Google’s advanced tech director wants everything to be a computer

By Eillie Anzilotti

Think about all the things you touch in your life. If you’re a runner, you might imagine your shoes and a water bottle; if you’re a chef, it might be kitchen tools and an oven.

Those things, to Google’s head of advanced hardware Ivan Poupyrev, are more interesting than the computers and gadgets we are spending more and more of our time on. So he’s on a mission to see that the everyday things in our lives “can become a part of the way we interact with our digital life.” On stage at TED in Vancouver on Thursday, he posed the question: “Can the world become our interface?”

He was wearing the proof that it’s not as impossible as it sounds. Poupyrev—officially the director of the company’s Advanced Technology and Projects group (ATAP)—is the engineer behind Project Jacquard, which brought about the smart jacket that Google and Levis created to be a wearable in the most literal sense of the word: It looks like a standard jean jacket, but contains sensors in the sleeve that allow the wearer to control their phone and other devices. (Poupyrev was using it, for instance, to advance the slides in his presentation). Poupyrev pioneered Project Soli, a type of small motion-enabled sensor that can essentially activate any object and enable it to respond to commands delivered through gestures.

His team at Google is now at work in creating more and more “smart things.” He showed how a running shoe embedded with Google sensors could collect data for the user about their stride and strength of impact, or how a sensor-enabled chair could control music in a house.

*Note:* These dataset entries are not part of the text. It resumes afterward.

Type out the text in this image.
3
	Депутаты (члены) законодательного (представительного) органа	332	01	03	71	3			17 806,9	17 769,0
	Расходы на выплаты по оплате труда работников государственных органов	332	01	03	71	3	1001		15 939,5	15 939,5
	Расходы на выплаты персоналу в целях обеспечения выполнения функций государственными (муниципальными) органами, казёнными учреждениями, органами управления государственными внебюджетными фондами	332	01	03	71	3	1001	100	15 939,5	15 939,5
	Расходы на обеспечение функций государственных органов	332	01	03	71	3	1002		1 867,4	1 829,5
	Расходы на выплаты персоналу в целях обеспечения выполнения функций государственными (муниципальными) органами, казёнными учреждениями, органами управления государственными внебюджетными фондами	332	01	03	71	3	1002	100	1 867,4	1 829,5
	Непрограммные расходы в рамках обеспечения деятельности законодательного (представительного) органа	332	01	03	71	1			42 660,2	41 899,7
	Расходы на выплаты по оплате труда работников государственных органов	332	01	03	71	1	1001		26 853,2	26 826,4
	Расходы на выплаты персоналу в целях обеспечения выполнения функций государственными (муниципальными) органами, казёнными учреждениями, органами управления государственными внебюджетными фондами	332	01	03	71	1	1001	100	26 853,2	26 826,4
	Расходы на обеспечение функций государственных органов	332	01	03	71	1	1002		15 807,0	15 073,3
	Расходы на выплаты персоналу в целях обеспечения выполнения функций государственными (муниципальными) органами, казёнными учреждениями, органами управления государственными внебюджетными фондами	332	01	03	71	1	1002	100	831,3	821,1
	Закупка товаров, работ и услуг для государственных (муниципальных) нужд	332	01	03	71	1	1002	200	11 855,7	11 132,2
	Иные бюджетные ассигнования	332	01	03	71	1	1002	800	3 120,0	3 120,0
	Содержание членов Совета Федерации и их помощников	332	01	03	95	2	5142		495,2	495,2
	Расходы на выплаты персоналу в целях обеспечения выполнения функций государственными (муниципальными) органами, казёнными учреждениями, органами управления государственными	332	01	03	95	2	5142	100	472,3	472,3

Poupyrev’s idea is to embed sensor technology into the materials that manufacturers like furniture makers, clothing designers, and industrial designers are already using, so they can continue to do what they do while ushering in a new wave of interfaces. “My philosophy is that technology has to make existing things better,” Poupyrev says.

The challenge with this new model of computing, Poupyrev says, is that “we have to avoid fragmentation.” If all the devices we interact with could behave as computers, he had to figure out a way to ensure they all worked together “to create a service ecosystem,” not a collection of sensor-enabled objects that each require a heavy lift to learn how to operate.

On the stage, Poupyrev shared for the first time Google’s solution to this issue: A small device, no bigger than a flash drive, with a few electrodes on the back that attach to objects and connect them to the cloud. “So when you plug the device into different things, the device will recognize where you plug in and reconfigure itself to enable specific functionality for those specific things,” he says.

The obvious issue with this idea of turning everything into a smart things is what happens to the data. If everything from the chair you sit on to the clothes you put on can collect data about where you are and what you’re doing, and transmit it to the cloud, it has the potential to exponentially deepen everyone’s digital footprint, which, in an age of significant uncertainty around privacy and data, is a cause for concern.

Poupyrev didn’t exactly have an answer to that question when it was raised by head of TED Chris Anderson. The Google engineer said that for now, the company is keeping the data it receives through the pilot runs of the new device secure, but this new frontier of computing, as Poupyrev describes it, will undeniably call for a new, and much stronger, contract around data privacy and security.